Both the language and its compiler are pretty young though, so stability isn’t as good as with smarteiffel : I’ve seen it crash on some simple code (reported, of course).

OCaml : precious!

Well, I haven’t written financial simulations with OCaml : since I made some simulations with python, others with smarteiffel and others with lisaac, I do have a better view of how I should manage the little money I have! [no, I didn’t just write the same simulation in several languages over and over]

Still, I couldn’t blog about languages without mentioning that one! Again, it’s a garbage-collected language, it does inheritance and multiple inheritance (not as good as eiffel, even if it has constrained inheritance), unfortunately only with a public/private dichotomy (there are ways to offset that issue using ‘modules’). It won’t cast behind your back.

It’s time to mention the two main points of the language : it is a functional language, and it does type inference. The former is quite well-known, since hopefully everyone has heard of lisp and scheme, so I don’t need to tell that much about it : it’s pretty renowned to lead to terse and elegant code.

The type inference can be new to some. If you decide to write a prepend function which takes two arguments : the first is an object, and the second a list containing elements of the same type as the object, which will just prepend the element at the start of the list, you’ll just write (in the interpreter) : “let prepend obj lis = obj :: lis;;” (the ‘;;’ is unneeded if you do it in a file you compile — only the interpreter needs it), you’ll get back : “val prepend : ‘a -> ‘a list -> ‘a list = <fun>” which means : prepend is a function, which takes an object of unknown (polymorphic) type (denoted ‘a), a list of object of the same type (‘a list), and returns a list of objects of that same type.

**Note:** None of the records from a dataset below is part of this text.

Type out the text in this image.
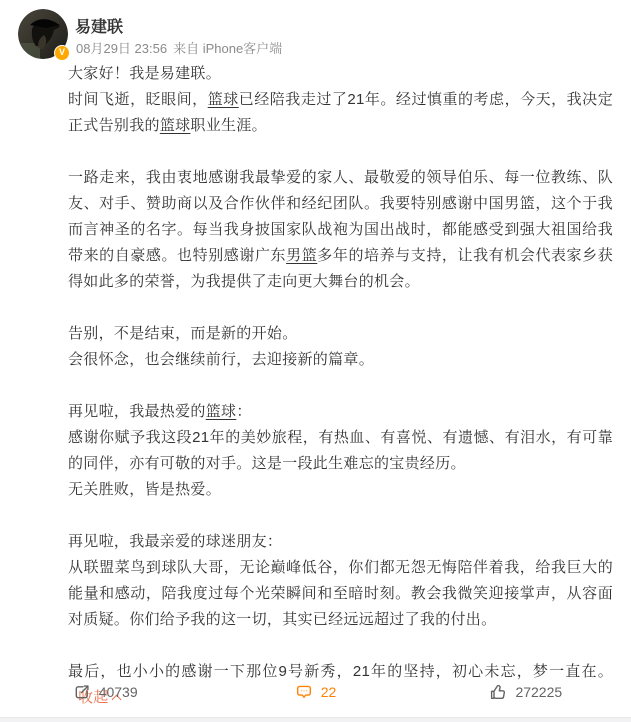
V
易建联
08月29日 23:56 来自 iPhone客户端
大家好！我是易建联。
时间飞逝，眨眼间，篮球已经陪我走过了21年。经过慎重的考虑，今天，我决定正式告别我的篮球职业生涯。
一路走来，我由衷地感谢我最挚爱的家人、最敬爱的领导伯乐、每一位教练、队友、对手、赞助商以及合作伙伴和经纪团队。我要特别感谢中国男篮，这个于我而言神圣的名字。每当我身披国家队战袍为国出战时，都能感受到强大祖国给我带来的自豪感。也特别感谢广东男篮多年的培养与支持，让我有机会代表家乡获得如此多的荣誉，为我提供了走向更大舞台的机会。
告别，不是结束，而是新的开始。
会很怀念，也会继续前行，去迎接新的篇章。
再见啦，我最热爱的篮球：
感谢你赋予我这段21年的美妙旅程，有热血、有喜悦、有遗憾、有泪水，有可靠的同伴，亦有可敬的对手。这是一段此生难忘的宝贵经历。
无关胜败，皆是热爱。
再见啦，我最亲爱的球迷朋友：
从联盟菜鸟到球队大哥，无论巅峰低谷，你们都无怨无悔陪伴着我，给我巨大的能量和感动，陪我度过每个光荣瞬间和至暗时刻。教会我微笑迎接掌声，从容面对质疑。你们给予我的这一切，其实已经远远超过了我的付出。
最后，也小小的感谢一下那位9号新秀，21年的坚持，初心未忘，梦一直在。收起
40739	22	272225
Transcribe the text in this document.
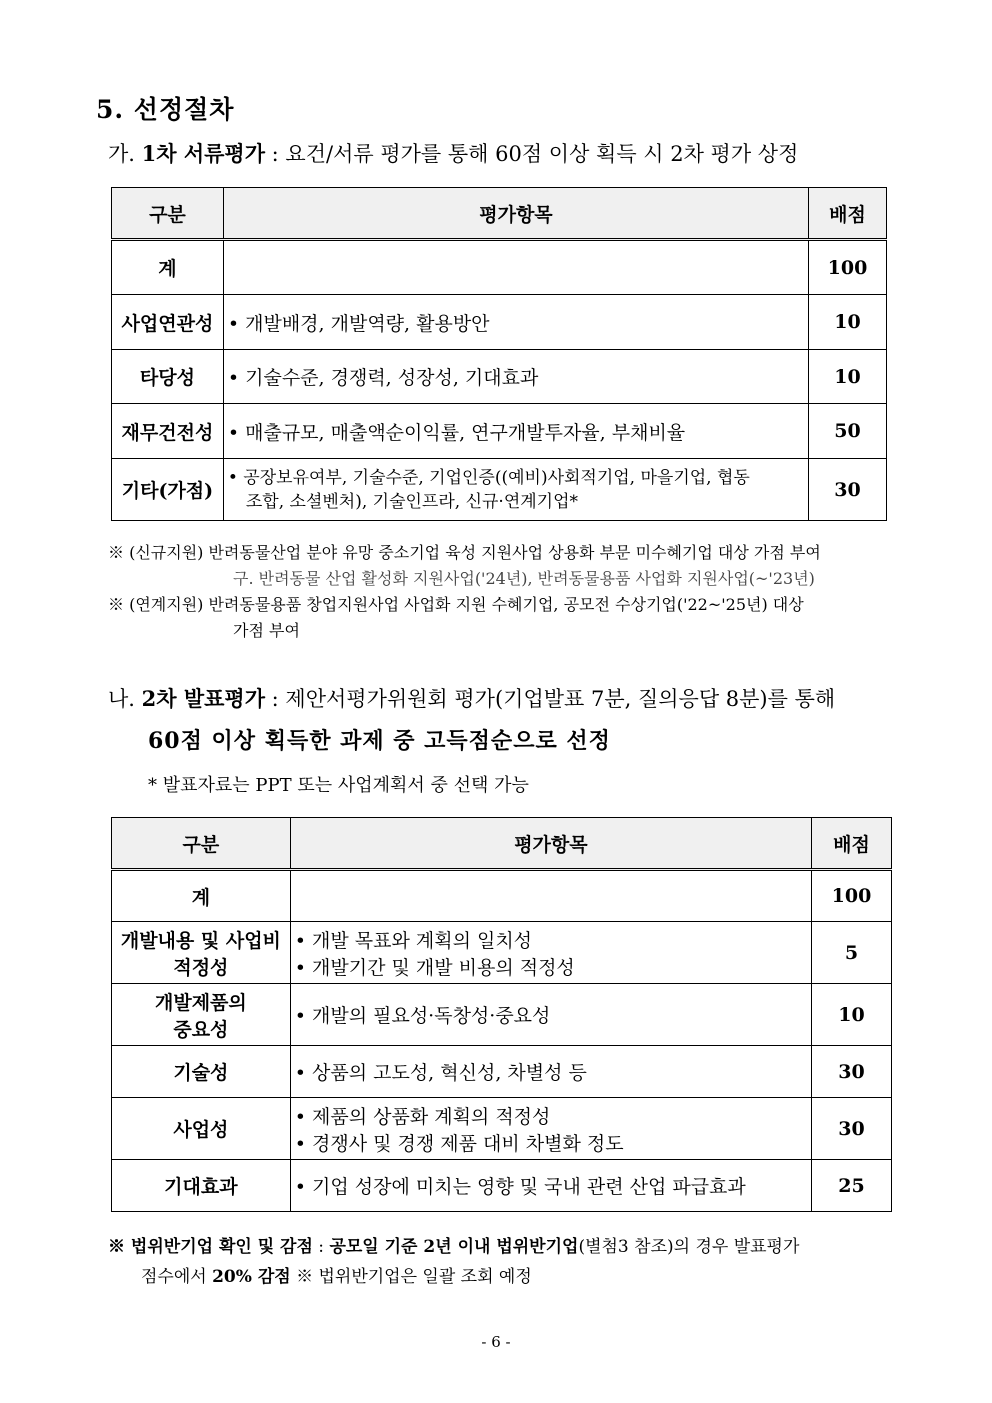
5. 선정절차
가. 1차 서류평가 : 요건/서류 평가를 통해 60점 이상 획득 시 2차 평가 상정
구분	평가항목	배점

계		100

사업연관성	• 개발배경, 개발역량, 활용방안	10

타당성	• 기술수준, 경쟁력, 성장성, 기대효과	10

재무건전성	• 매출규모, 매출액순이익률, 연구개발투자율, 부채비율	50

기타(가점)	• 공장보유여부, 기술수준, 기업인증((예비)사회적기업, 마을기업, 협동
조합, 소셜벤처), 기술인프라, 신규·연계기업*	30
※ (신규지원) 반려동물산업 분야 유망 중소기업 육성 지원사업 상용화 부문 미수혜기업 대상 가점 부여
구. 반려동물 산업 활성화 지원사업('24년), 반려동물용품 사업화 지원사업(~'23년)
※ (연계지원) 반려동물용품 창업지원사업 사업화 지원 수혜기업, 공모전 수상기업('22~'25년) 대상
가점 부여
나. 2차 발표평가 : 제안서평가위원회 평가(기업발표 7분, 질의응답 8분)를 통해
60점 이상 획득한 과제 중 고득점순으로 선정
* 발표자료는 PPT 또는 사업계획서 중 선택 가능
구분	평가항목	배점

계		100

개발내용 및 사업비
적정성	• 개발 목표와 계획의 일치성
• 개발기간 및 개발 비용의 적정성	5

개발제품의
중요성	• 개발의 필요성·독창성·중요성	10

기술성	• 상품의 고도성, 혁신성, 차별성 등	30

사업성	• 제품의 상품화 계획의 적정성
• 경쟁사 및 경쟁 제품 대비 차별화 정도	30

기대효과	• 기업 성장에 미치는 영향 및 국내 관련 산업 파급효과	25
※ 법위반기업 확인 및 감점 : 공모일 기준 2년 이내 법위반기업(별첨3 참조)의 경우 발표평가
점수에서 20% 감점 ※ 법위반기업은 일괄 조회 예정
- 6 -
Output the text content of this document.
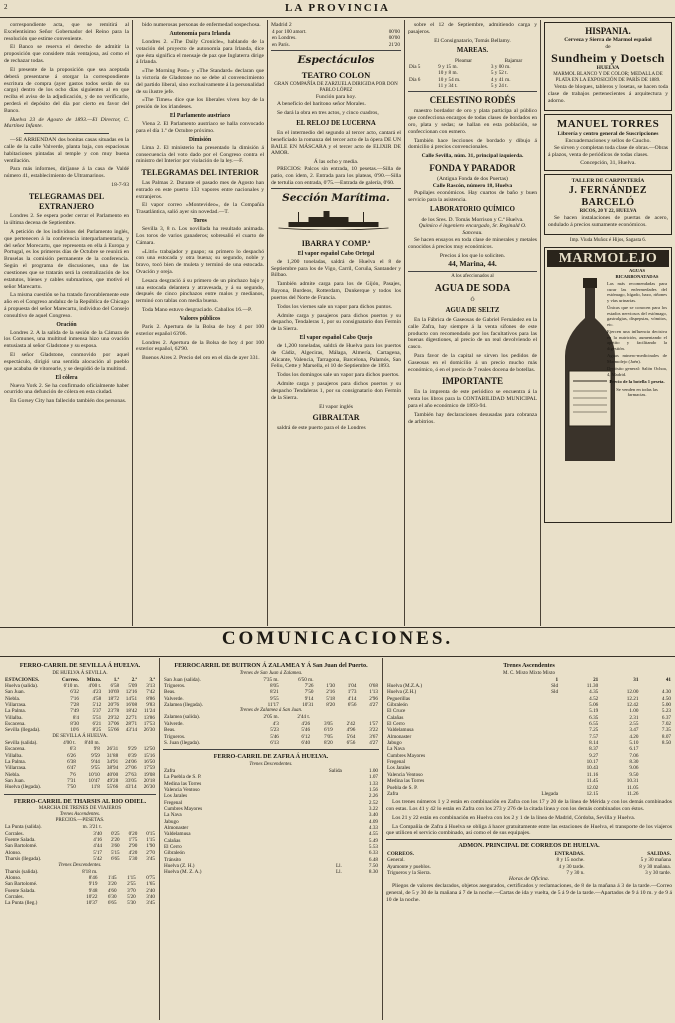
2	LA PROVINCIA
correspondiente acta, que se remitirá al Excelentísimo Señor Gobernador del Reino para la resolución que estime conveniente.
El Banco se reserva el derecho de admitir la proposición que considere más ventajosa, así como el de rechazar todas.
El presente de la proposición que sea aceptada deberá presentarse á otorgar la correspondiente escritura de compra (ayer gastos todos serán de su cargo) dentro de los ocho días siguientes al en que reciba el aviso de la adjudicación, y de no verificarlo, perderá el depósito del día por cierto en favor del Banco.
Huelva 23 de Agosto de 1893.—El Director, C. Martínez Infante.
—SE ARRIENDAN dos bonitas casas situadas en la calle de la calle Valverde, planta baja, con espaciosas habitaciones pintadas al temple y con muy buena ventilación.
Para más informes, diríjanse á la casa de Valdé número 41, establecimiento de Ultramarinos.
18-7-93
TELEGRAMAS DEL EXTRANJERO
Londres 2. Se espera poder cerrar el Parlamento en la última decena de Septiembre.
A petición de los individuos del Parlamento inglés, que pertenecen á la conferencia interparlamentaria, y del señor Morecartu, que representa en ella á Europa y Portugal, es los primeros días de Octubre se reunirá en Bruselas la comisión permanente de la conferencia. Según el programa de discusiones, una de las cuestiones que se tratarán será la centralización de los estatutos, bienes y cables submarinos, que motivó el señor Marecartu.
La misma cuestión se ha tratado favorablemente este año en el Congreso andaluz de la República de Chicago á propuesta del señor Marecartu, individuo del Consejo consultivo de aquel Congreso.
Oración
Londres 2. A la salida de la sesión de la Cámara de los Comunes, una multitud inmensa hizo una ovación entusiasta al señor Gladstone y su esposa.
El señor Gladstone, conmovido por aquel espectáculo, dirigió una sentida alocución al pueblo que acababa de vitorearle, y se despidió de la multitud.
El cólera
Nueva York 2. Se ha confirmado oficialmente haber ocurrido una defunción de cólera en esta ciudad.
En Gorsey City han fallecido también dos personas.
bido numerosas personas de enfermedad sospechosa.
Autonomía para Irlanda
Londres 2. «The Daily Cronicle», hablando de la votación del proyecto de autonomía para Irlanda, dice que ésta significa el mensaje de paz que Inglaterra dirige á Irlanda.
«The Morning Post» y «The Standard» declaran que la victoria de Gladstone no se debe al convencimiento del partido liberal, sino exclusivamente á la personalidad de su ilustre jefe.
«The Times» dice que los liberales viven hoy de la presión de los irlandeses.
El Parlamento austriaco
Viena 2. El Parlamento austriaco se halla convocado para el día 1.º de Octubre próximo.
Dimisión
Lima 2. El ministerio ha presentado la dimisión á consecuencia del voto dado por el Congreso contra el ministro del Interior por violación de la ley.—F.
TELEGRAMAS DEL INTERIOR
Las Palmas 2. Durante el pasado mes de Agosto han entrado en este puerto 133 vapores entre nacionales y extranjeros.
El vapor correo «Montevideo», de la Compañía Trasatlántica, salió ayer sin novedad.—T.
Toros
Sevilla 3, 8 n. Los novillada ha resultado animada. Los toros de varios ganaderos; sobresalió el cuarto de Cámara.
«Litri» trabajador y guapo; su primero lo despachó con una estocada y otra buena; su segundo, noble y bravo, tocó bien de muleta y terminó de una estocada. Ovación y oreja.
Lesaca desgració á su primero de un pinchazo bajo y una estocada delantera y atravesada, y á su segundo, después de cinco pinchazos entre malos y medianos, terminó con tablas con media buena.
Toda Mano estuvo desgraciado. Caballos 16.—P.
Valores públicos
París 2. Apertura de la Bolsa de hoy 4 por 100 exterior español 63'06.
Londres 2. Apertura de la Bolsa de hoy 4 por 100 exterior español, 62'90.
Buenos Aires 2. Precio del oro en el día de ayer 331.
Madrid 2
4 por 100 amort.	00'00
en Londres.	00'00
en París.	21'20
Espectáculos
TEATRO COLON
GRAN COMPAÑÍA DE ZARZUELA DIRIGIDA POR DON PABLO LÓPEZ
Función para hoy.
A beneficio del barítono señor Morales.
Se dará la obra en tres actos, y cinco cuadros,
EL RELOJ DE LUCERNA
En el intermedio del segundo al tercer acto, cantará el beneficiado la romanza del tercer acto de la ópera DE UN BAILE EN MÁSCARA y el tercer acto de ELIXIR DE AMOR.
Á las ocho y media.
PRECIOS: Palcos sin entrada, 10 pesetas.—Silla de patio, con ídem, 2. Entrada para los plateas, 0'90.—Silla de tertulia con entrada, 0'75.—Entrada de galería, 0'60.
Sección Marítima.
IBARRA Y COMP.ª
El vapor español Cabo Ortegal
de 1,200 toneladas, saldrá de Huelva el 8 de Septiembre para los de Vigo, Carril, Coruña, Santander y Bilbao.
También admite carga para los de Gijón, Pasajes, Bayona, Burdeos, Rotterdam, Dunkerque y todos los puertos del Norte de Francia.
Todos los viernes sale un vapor para dichos puntos.
Admite carga y pasajeros para dichos puertos y su despacho, Tendaleras 1, por su consignatario don Fermín de la Sierra.
El vapor español Cabo Quejo
de 1,200 toneladas, saldrá de Huelva para los puertos de Cádiz, Algeciras, Málaga, Almería, Cartagena, Alicante, Valencia, Tarragona, Barcelona, Palamós, San Feliu, Cette y Marsella, el 10 de Septiembre de 1893.
Todos los domingos sale un vapor para dichos puertos.
Admite carga y pasajeros para dichos puertos y su despacho Tendaleras 1, por su consignatario don Fermín de la Sierra.
El vapor inglés
GIBRALTAR
saldrá de este puerto para el de Londres
sobre el 12 de Septiembre, admitiendo carga y pasajeros.
El Consignatario, Tomás Bellamy.
MAREAS.
	Pleamar	Bajamar
Día 5	9 y 15 m.	3 y 00 m.
	10 y 8 m.	5 y 52 t.
Día 6	10 y 54 m.	4 y 41 m.
	11 y 34 t.	5 y 24 t.
CELESTINO RODÉS
maestro bordador de oro y plata participa al público que confecciona encargos de todas clases de bordados en oro, plata y sedas; se hallan en esta población, se confeccionan con esmero.
También hace lecciones de bordado y dibujo á domicilio á precios convencionales.
Calle Sevilla, núm. 31, principal izquierda.
FONDA Y PARADOR
(Antigua Fonda de dos Puertas)
Calle Rascón, número 18, Huelva
Pupilajes económicos. Hay cuartos de baño y buen servicio para la asistencia.
LABORATORIO QUÍMICO
de los Sres. D. Tomás Morrison y C.ª Huelva.
Químico é ingeniero encargado, Sr. Reginald O. Sanceau.
Se hacen ensayos en toda clase de minerales y metales conocidos á precios muy económicos.
Precios á los que lo soliciten.
44, Marina, 44.
A los afeccionados al
AGUA DE SODA
Ó
AGUA DE SELTZ
En la Fábrica de Gaseosas de Gabriel Fernández en la calle Zafra, hay siempre á la venta sifones de este producto con recomendado por los facultativos para las buenas digestiones, al precio de un real devolviendo el casco.
Para favor de la capital se sirven los pedidos de Gaseosas en el domicilio á un precio mucho más económico, ó en el precio de 7 reales docena de botellas.
IMPORTANTE
En la imprenta de este periódico se encuentra á la venta los libros para la CONTABILIDAD MUNICIPAL para el año económico de 1893-94.
También hay declaraciones desusadas para cobranza de arbitrios.
HISPANIA.
Cerveza y Sierra de Marmol español
de
Sundheim y Doetsch
HUELVA
MARMOL BLANCO Y DE COLOR; MEDALLA DE PLATA EN LA EXPOSICIÓN DE PARÍS DE 1889.
Venta de bloques, tableros y losetas, se hacen toda clase de trabajos pertenecientes á arquitectura y adorno.
MANUEL TORRES
Librería y centro general de Suscripciones
Encuadernaciones y sellos de Caucho.
Se sirven y completan toda clase de obras.—Obras á plazos, venta de periódicos de todas clases.
Concepción, 31, Huelva.
TALLER DE CARPINTERÍA
J. FERNÁNDEZ BARCELÓ
RICOS, 20 Y 22, HUELVA
Se hacen instalaciones de puertas de acero, ondulado á precios sumamente económicos.
Imp. Viuda Muñoz é Hijos, Sagasta 6.
MARMOLEJO
AGUAS BICARBONATADAS
Las más recomendadas para curar las enfermedades del estómago, hígado, bazo, riñones y vías urinarias.
Únicas que se conocen para los estados nerviosos del estómago, gastralgias, dispepsias, vómitos, etc.
Ejercen una influencia decisiva en la nutrición, aumentando el apetito y facilitando la digestión.
Aguas minero-medicinales de Marmolejo (Jaén).
Depósito general: Salón Ochoa, 4, Madrid.
Precio de la botella 1 peseta.
Se venden en todas las farmacias.
COMUNICACIONES.
FERRO-CARRIL DE SEVILLA Á HUELVA.
DE HUELVA Á SEVILLA.
ESTACIONES.	Correo.	Mixto.	1.ª	2.ª	3.ª
Huelva (salida).	6'10 m.	4'00 t.	6'58	5'09	3'13
San Juan.	6'32	4'23	10'69	12'16	7'42
Niebla.	7'16	4'58	18'72	14'51	8'86
Villarrasa.	7'28	5'12	20'76	16'08	9'83
La Palma.	7'49	5'37	23'78	18'42	11'24
Villalba.	8'4	5'51	29'32	22'71	13'86
Escacena.	8'30	6'21	37'06	28'71	17'53
Sevilla (llegada).	10'6	8'25	55'66	43'14	26'30
DE SEVILLA Á HUELVA.
Sevilla (salida).	4'00 t.	8'40 m.			
Escacena.	6'3	9'8	26'31	9'29	12'50
Villalba.	6'26	9'59	31'88	0'39	15'16
La Palma.	6'38	9'44	34'91	24'06	16'50
Villarrasa.	6'47	9'55	38'94	27'06	17'59
Niebla.	7'6	10'10	40'00	27'63	19'08
San Juan.	7'31	10'47	49'28	33'05	20'18
Huelva (llegada).	7'50	11'8	55'66	43'14	26'30
FERRO-CARRIL DE THARSIS AL RIO ODIEL.
MARCHA DE TRENES DE VIAJEROS
Trenes Ascendentes.
PRECIOS.—PESETAS.
La Punta (salida).	m. 3'21 t.			
Corrales.	3'40	0'25	0'20	0'15
Fuente Salada.	4'16	2'20	1'75	1'15
San Bartolomé.	4'44	3'60	2'90	1'90
Alonso.	5'17	5'15	4'20	2'70
Tharsis (llegada).	5'42	6'65	5'30	3'45
Trenes Descendentes.
Tharsis (salida).	8'18 m.			
Alonso.	8'46	1'45	1'15	0'75
San Bartolomé.	9'19	3'20	2'55	1'65
Fuente Salada.	9'48	4'60	3'70	2'40
Corrales.	10'22	6'30	5'20	3'40
La Punta (lleg.)	10'37	6'65	5'30	3'45
FERROCARRIL DE BUITRON Á ZALAMEA Y Á San Juan del Puerto.
Trenes de San Juan á Zalamea.
San Juan (salida).	7'35 m.	6'50 m.			
Trigueros.	8'05	7'26	1'30	1'04	0'68
Beas.	8'21	7'50	2'16	1'73	1'13
Valverde.	9'55	9'14	5'18	4'14	2'96
Zalamea (llegada).	11'17	10'31	8'20	6'56	4'27
Trenes de Zalamea á San Juan.
Zalamea (salida).	2'05 m.	2'44 t.			
Valverde.	4'3	4'26	3'05	2'42	1'57
Beas.	5'23	5'46	6'19	4'96	3'22
Trigueros.	5'46	6'12	7'05	5'64	3'67
S. Juan (llegada).	6'13	6'40	8'20	6'56	4'27
FERRO-CARRIL DE ZAFRA Á HUELVA.
Trenes Descendentes.
Zafra	Salida	1.00
La Puebla de S. P.		1.07
Medina las Torres		1.33
Valencia Ventoso		1.56
Los Jarales		2.26
Fregenal		2.52
Cumbres Mayores		3.22
La Nava		3.40
Jabugo		4.09
Almonaster		4.33
Valdelamusa		4.55
Calañas		5.49
El Cerro		5.53
Gibraleón		6.33
Tránsito		6.48
Huelva (Z. H.)	Ll.	7.50
Huelva (M. Z. A.)	Ll.	8.30
Trenes Ascendentes
M. C. Mixto Mixto Mixto
	1	21	31	41
Huelva (M.Z.A.)	Sld	11.30		
Huelva (Z.H.)	Sld	4.35	12.00	4.30
Peguerillas		4.52	12.21	4.50
Gibraleón		5.06	12.42	5.00
El Cruce		5.19	1.00	5.23
Calañas		6.35	2.31	6.37
El Cerro		6.55	2.55	7.02
Valdelamusa		7.25	3.47	7.35
Almonaster		7.57	4.20	8.07
Jabugo		8.14	5.10	8.50
La Nava		8.37	6.17	
Cumbres Mayores		9.27	7.06	
Fregenal		10.17	8.30	
Los Jarales		10.43	9.06	
Valencia Ventoso		11.16	9.50	
Medina las Torres		11.45	10.31	
Puebla de S. P.		12.02	11.05	
Zafra	Llegada	12.15	11.26	
Los trenes números 1 y 2 están en combinación en Zafra con los 17 y 20 de la línea de Mérida y con los demás combinados con estas. Los 41 y 42 lo están en Zafra con los 273 y 276 de la citada línea y con los demás combinados con éstos.
Los 21 y 22 están en combinación en Huelva con los 2 y 1 de la línea de Madrid, Córdoba, Sevilla y Huelva.
La Compañía de Zafra á Huelva se obliga á hacer gratuitamente entre las estaciones de Huelva, el transporte de los viajeros que utilicen el servicio combinado, así como el de sus equipajes.
ADMON. PRINCIPAL DE CORREOS DE HUELVA.
CORREOS.	ENTRADAS.	SALIDAS.
General.	8 y 15 noche.	5 y 30 mañana
Ayamonte y pueblos.	4 y 30 tarde.	8 y 30 mañana.
Trigueros y la Sierra.	7 y 30 n.	3 y 30 tarde.
Horas de Oficina.
Pliegos de valores declarados, objetos asegurados, certificados y reclamaciones, de 8 de la mañana á 3 de la tarde.—Correo general, de 5 y 30 de la mañana á 7 de la noche.—Cartas de ida y vuelta, de 5 á 9 de la tarde.—Apartados de 9 á 10 m. y de 9 á 10 de la noche.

Some say its syntax is hard : take a look at C/C++ code with an eye as fresh as you use reading OCaml, and you’ll see none wins.

Ekiga

I spent most of my spare time thinking about making more money by managing it better, so it has been quite some time since I seriously worked on it : I saw new things mature, bugs get fixed, little improvements here and there… exciting things I haven’t taken a serious part — hopefully they left some bugs for me to work on!